Best Practices: - Schedule a weekly "lint pass" where the agent scans the wiki for issues. - Instruct the agent to look for: - Orphan pages (no inbound links). - Stale claims that have been superseded by newer ingestions. - Structural drift (files placed outside of designated domain folders). - Missing metadata (missing YAML frontmatter).

Commands & Recipes

Because the wiki is stored as plain-text markdown, you can leverage standard developer tools to manage and query the knowledge base.

Managing the Log File

The log.md file tracks all agent actions chronologically. If your agent uses a strict formatting prefix, you can easily parse recent actions using standard Unix tools.

# View the last 5 actions taken by the LLM agent
grep "^## \[" log.md | tail -5

# Find all times the agent ingested sources related to "Docker"
grep -A 2 -i "ingest.*docker" log.md

Git Operations

An LLM Wiki is fundamentally a git repository of markdown files. This provides version control, branching (for experimental research), and collaboration out of the box.

# Check what the agent modified during its last ingestion run
git status

# Review the specific changes the agent made to existing concept pages
git diff knowledge/

# Commit a successful ingestion session
git add knowledge/
git commit -m "chore(knowledge): ingest Karpathy LLM Wiki concepts and update indices"

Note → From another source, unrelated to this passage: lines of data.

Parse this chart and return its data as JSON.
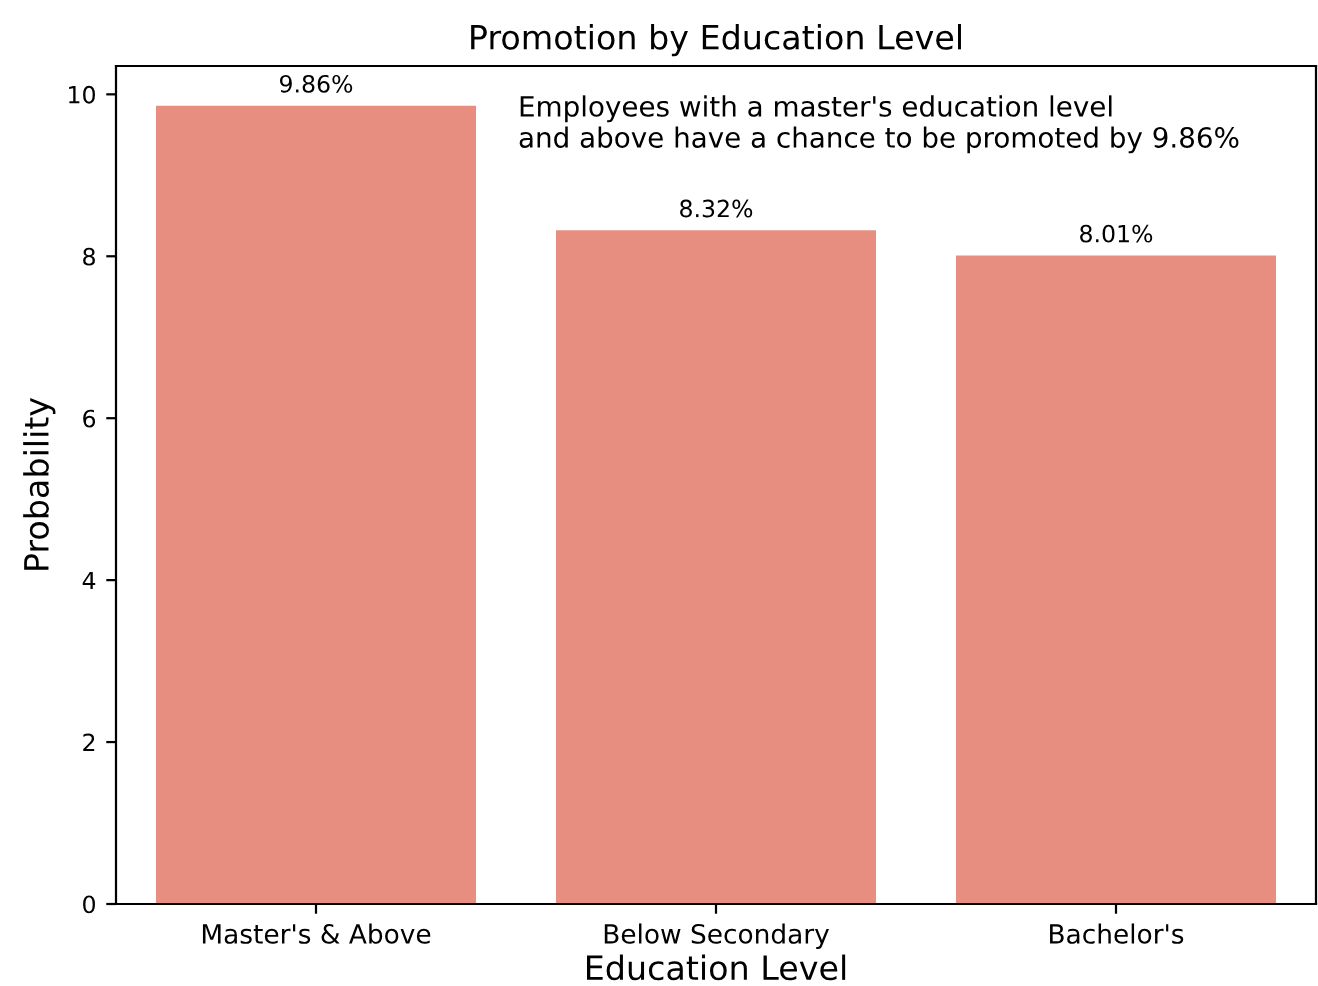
{
  "chart_data": {
    "type": "bar",
    "title": "Promotion by Education Level",
    "xlabel": "Education Level",
    "ylabel": "Probability",
    "categories": [
      "Master's & Above",
      "Below Secondary",
      "Bachelor's"
    ],
    "values": [
      9.86,
      8.32,
      8.01
    ],
    "value_labels": [
      "9.86%",
      "8.32%",
      "8.01%"
    ],
    "color": "#e88e81",
    "ylim": [
      0,
      10.35
    ],
    "yticks": [
      0,
      2,
      4,
      6,
      8,
      10
    ],
    "grid": false,
    "legend": false,
    "annotations": [
      "Employees with a master's education level\nand above have a chance to be promoted by 9.86%"
    ]
  }
}
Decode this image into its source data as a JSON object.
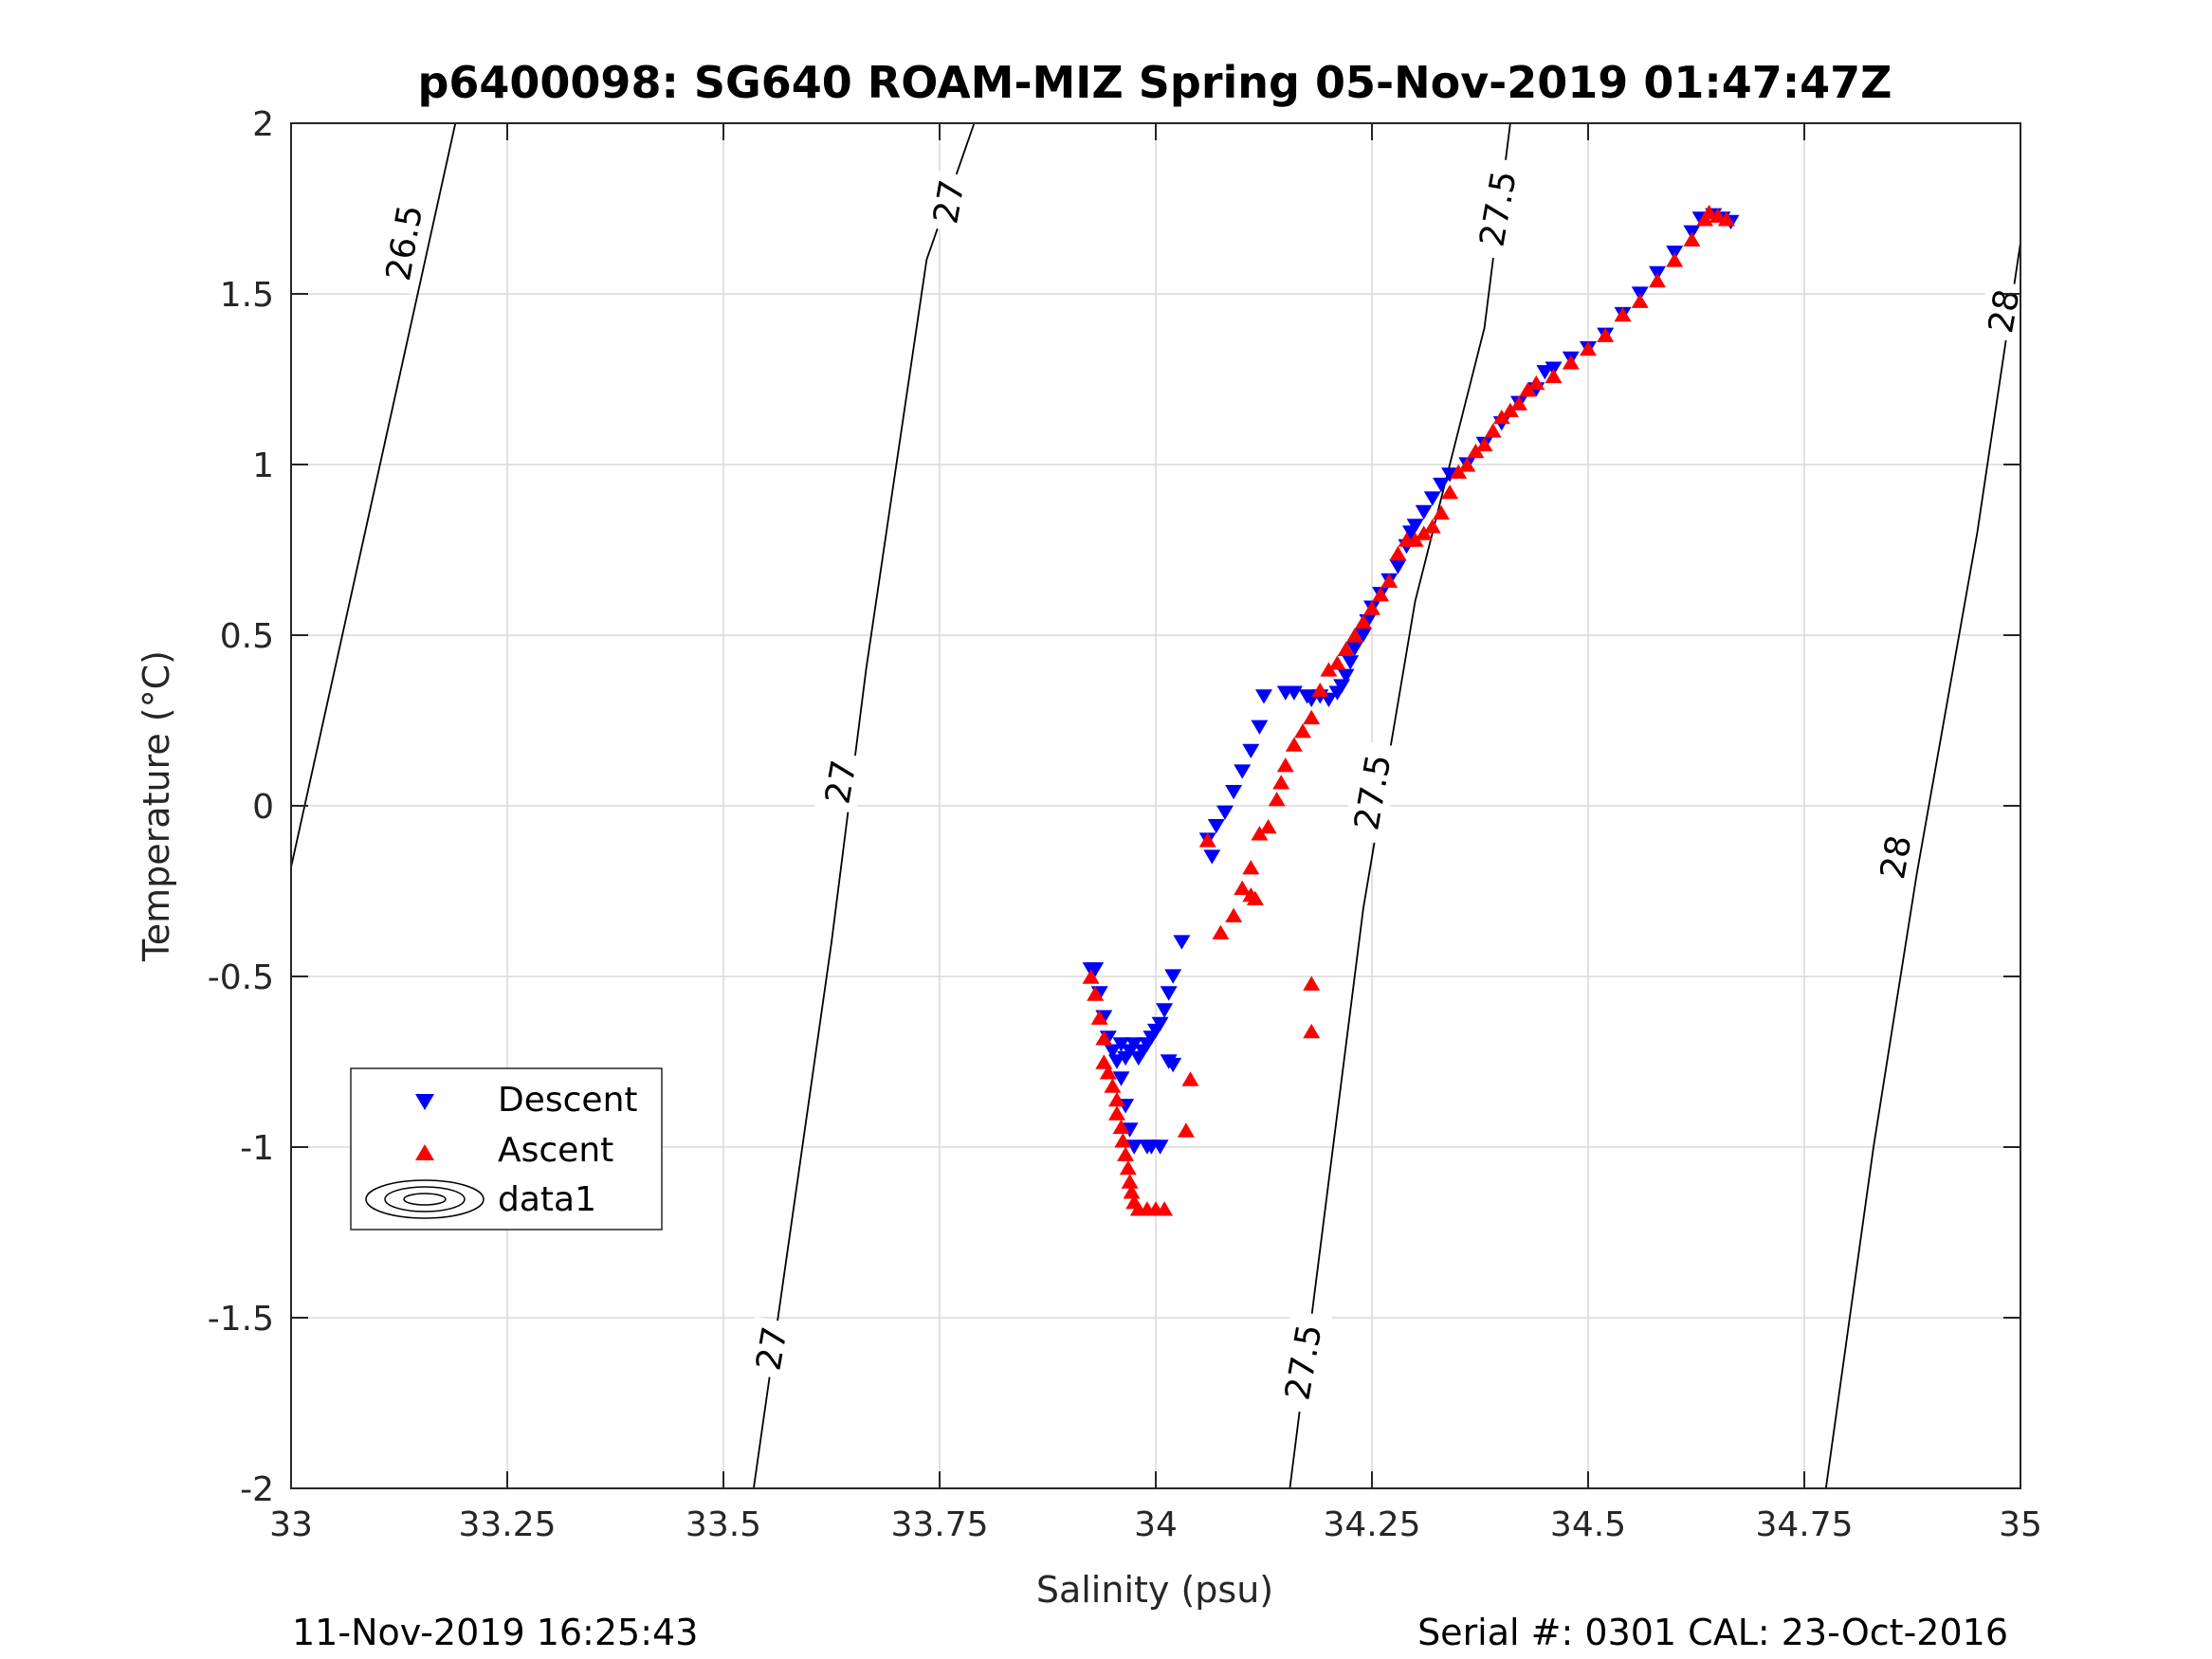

As your wiki scales beyond a few hundred pages, traversing the index.md becomes inefficient. You should install qmd, a local, on-device hybrid search engine.

# 1. Install qmd globally via npm
npm install -g @tobilu/qmd

# 2. Add your Obsidian knowledge folder to the qmd index
qmd collection add ~/Documents/obsidian-vault/knowledge --name knowledge

# 3. Perform a manual semantic search from the terminal
qmd query "how does the ingestion phase work in an LLM Wiki?"

# 4. Perform a fast, exact-keyword BM25 search
qmd search "RAG vs LLM Wiki"

Once installed, you can configure your agent (e.g., Claude Code) to use the qmd MCP server natively, allowing the agent to execute these searches autonomously.

Troubleshooting

Issue: The Agent is Hallucinating Concepts

Cause: The agent is bypassing the index.md or qmd search and relying on its parametric memory (training data) instead of the local wiki. Fix: Update your AGENTS.md or CLAUDE.md schema file with strict instructions: "Always execute a qmd query or read the global index.md before writing a response. Never answer based on general knowledge."

Issue: Conflicting Information on Pages

Cause: A new source contradicted an older source, and the agent blindly appended the new fact without reconciling the conflict. Fix: Run a linting pass. Instruct the agent: "Review the architecture.md file for Kubernetes. Look for contradictory claims regarding networking. Use > [!WARNING] to highlight conflicts and cite the conflicting sources."

Issue: Token Limits Exceeded During Query

Cause: The index.md file has grown too large, and the agent is trying to load the entire wiki directory structure into context. Fix: Transition from manual file traversal to qmd local search. Restrict the agent from reading raw directory listings (ls -R) and force it to use semantic queries.